Dieu me pardonne c'est son métier

Antisémitisme, que dit réellement le scandale à la documenta de Kassel

L’installation du collectif d’artistes indonésiens Taring Padi ne fait plus partie de l’exposition d’art en Allemagne. Le scandale a pris une énorme ampleur et il est à la mesure de l’exposition. Documenta est la plus importante série d’expositions d’art contemporain au monde. Elle a lieu tous les cinq ans et dure 100 jours chacun. Elle est également connu sous le nom de Musée des 100 jours. La première documenta a eu lieu en 1955 et remonte à l’initiative du professeur d’art et designer de Kassel Arnold Bode. L’exposition documenta présente un échantillon représentatif de l’art contemporain et les oeuvres sont sensées passer par divers responsables avant l’accrochage, de surcroît la fresque avait été choisie pour symboliser à l’entrée l’esprit de l’art contemporain et une lutte contre la marchandisation. 

Que s’est-il passé ?

Pourquoi y a-t-il scandale , à cause de la fresque d’accueil (voit photo ci-dessous et les commentaires de la revue des juifs allemands sur cette affaire de fresque) mais aussi parce que le collectif d’artistes indonésiens Ruangrupa, fondé en 2000 à Jakarta et chargé cette année de la direction artistique, n’a invité aucun Israélien parmi les 1 500 artistes qui exposeront jusqu’au 26 septembre. Il ne s’agit pas là d’une omission involontaire mais d’un boycott décidé en toute conscience, puisque , plusieurs OEuvres palestiniennes exposées à la Documenta condamnent sans équivoque l’occupation israélienne des territoires palestiniens. Le collage « Gaza-Guernica » de l’artiste palestinien Mohammed Al Hawajri établit un parallèle entre la Luftwaffe qui, en 1937, bombarda la petite ville espagnole et les unités anti-terreur de l’armée israélienne aujourd’hui. Parallèle qui ne mêle nulle part et qu’il faut condamner. Un autre tableau montre Les Moissonneurs de Van Gogh sur le point d’être attaqués par une unité de combat de l’armée israélienne.
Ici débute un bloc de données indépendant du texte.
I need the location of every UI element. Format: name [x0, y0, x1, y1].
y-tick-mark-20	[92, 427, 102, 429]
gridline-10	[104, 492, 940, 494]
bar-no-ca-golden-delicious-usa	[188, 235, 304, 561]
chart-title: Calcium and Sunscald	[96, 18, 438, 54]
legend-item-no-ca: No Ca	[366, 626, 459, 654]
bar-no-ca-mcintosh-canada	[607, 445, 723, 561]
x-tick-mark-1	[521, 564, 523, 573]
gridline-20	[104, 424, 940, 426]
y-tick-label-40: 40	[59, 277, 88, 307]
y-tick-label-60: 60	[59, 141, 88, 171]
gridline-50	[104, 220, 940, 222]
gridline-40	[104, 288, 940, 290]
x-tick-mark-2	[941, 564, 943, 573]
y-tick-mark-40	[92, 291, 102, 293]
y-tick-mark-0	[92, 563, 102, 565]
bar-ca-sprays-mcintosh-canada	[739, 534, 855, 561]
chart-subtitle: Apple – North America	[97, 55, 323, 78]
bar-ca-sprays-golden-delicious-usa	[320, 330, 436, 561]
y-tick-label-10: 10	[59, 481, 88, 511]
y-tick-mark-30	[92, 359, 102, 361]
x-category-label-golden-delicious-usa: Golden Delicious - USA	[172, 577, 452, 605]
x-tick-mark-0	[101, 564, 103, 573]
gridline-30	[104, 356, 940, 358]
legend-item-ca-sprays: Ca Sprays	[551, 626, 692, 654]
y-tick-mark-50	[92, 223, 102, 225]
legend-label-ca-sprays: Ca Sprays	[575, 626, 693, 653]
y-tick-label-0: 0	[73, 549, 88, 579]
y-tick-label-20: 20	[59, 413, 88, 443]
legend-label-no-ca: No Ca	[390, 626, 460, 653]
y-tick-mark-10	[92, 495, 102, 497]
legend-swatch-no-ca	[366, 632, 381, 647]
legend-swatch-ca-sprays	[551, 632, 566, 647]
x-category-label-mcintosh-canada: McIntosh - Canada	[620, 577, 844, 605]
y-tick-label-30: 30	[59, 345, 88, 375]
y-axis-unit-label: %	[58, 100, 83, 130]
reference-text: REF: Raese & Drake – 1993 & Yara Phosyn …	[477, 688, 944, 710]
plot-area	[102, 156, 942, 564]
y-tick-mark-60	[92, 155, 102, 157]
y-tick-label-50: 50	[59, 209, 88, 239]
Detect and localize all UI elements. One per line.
Ein Ausschnitt des umstrittenen Großgemäldes des indonesischen Künstlerkollektivs Taring Padi auf dem Friedrichsplatz.

Nous sommes non devant un soutien au peuples palestinien et une critique radicale de la politique israélienne mais devant autre chose que nous devons analyser : Un boycott, celui-ci expliquent la plupart des commentateurs été condamné par le gouvernement allemand, qui l’a défini comme ‘antisémite”. Si cela provoque l’embarras des officiels, je n’en suis pas touchée parce que cette position du gouvernement allemand n’est en rien une référence ni venant de lui, ni du Français. La manière dont on a laissé se développer la situation en Israël et en Palestine relève de la complicité des grandes puissances avec l’impérialisme américain, comme d’ailleurs la complicité avec le développement parallèle des forces d’extrême-droite le tout dans la lutte impérialiste contre l’alternative socialiste donne peu de crédibilité aux vertus effarouchées qu’il s’agisse de l’antisémitisme, du racisme et des droits des individus, des femmes, des homosexuels et de tous ceux qui sont les victimes de la brutalité et des forces conservatrices alliées du capital. Donc passons outre l’embarras officiel, beaucoup plus pertinent est la question de l’état réel du monde de l’art et ce qu’il cherche à dire.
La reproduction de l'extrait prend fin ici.